- 4 tablespoons olive oil
- 4 boneless, skinless chicken breast halves (about 1 1/4 lb.)
- Salt and pepper
- 2 tablespoons all-purpose flour
- 1/2 cup low-sodium chicken broth
- 1/2 cup dry white wine
- 16 to 20 fresh sage leaves, washed and patted dry
- 1/2 cup grated Parmesan
- calories 367
- fat 19 g
- satfat 5 g
- protein 34 g
- carbohydrate 7 g
- fiber 1 g
- cholesterol 77 mg
- sodium 579 mg
How to Make It
Warm 2 Tbsp. oil in a large skillet over medium-high heat. Pat chicken dry. Season with salt and pepper. Add to skillet in a single layer. Cook until golden brown on both sides, about 6 minutes total, flipping once or twice. Remove to a plate.

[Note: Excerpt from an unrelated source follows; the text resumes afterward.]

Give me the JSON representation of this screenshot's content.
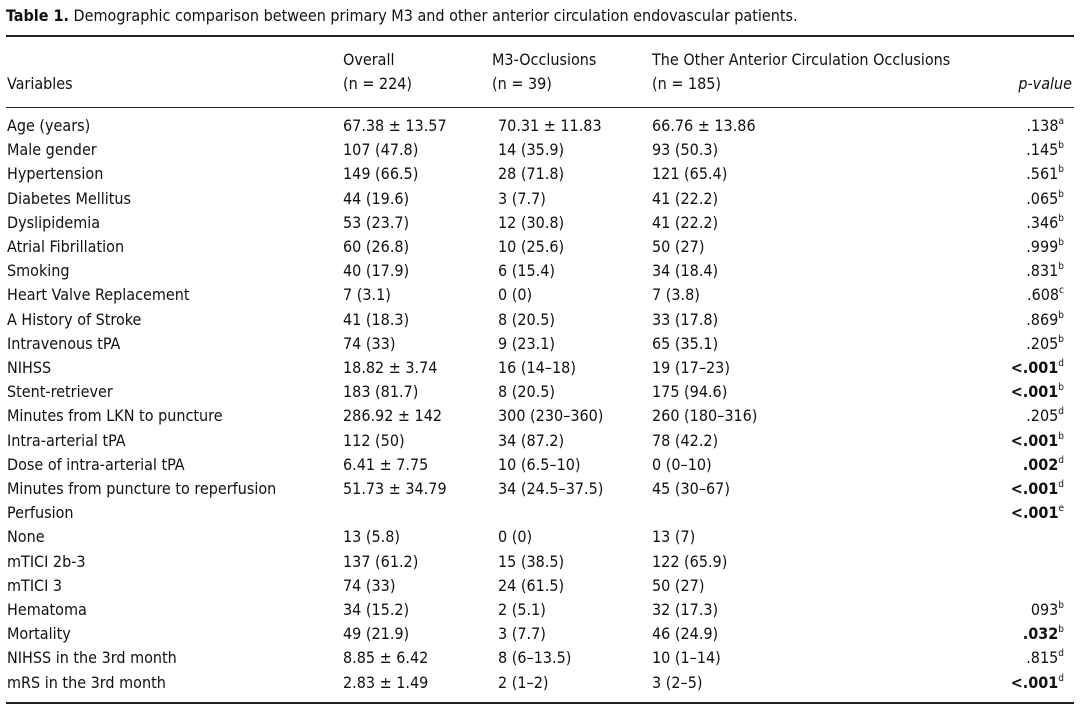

Reduce heat to medium and add remaining 2 Tbsp. oil to skillet. Sprinkle flour over and cook, whisking constantly, until mixture is pale golden in color, about 1 1/2 minutes. Whisk in broth and wine, scraping up browned bits from bottom of skillet. Bring to a simmer; add chicken back to skillet.
Place 4 or 5 sage leaves on top of each breast half; sprinkle with cheese. Cover pan, reduce heat to medium-low and simmer until chicken is cooked through, about 6 minutes. Serve with sauce.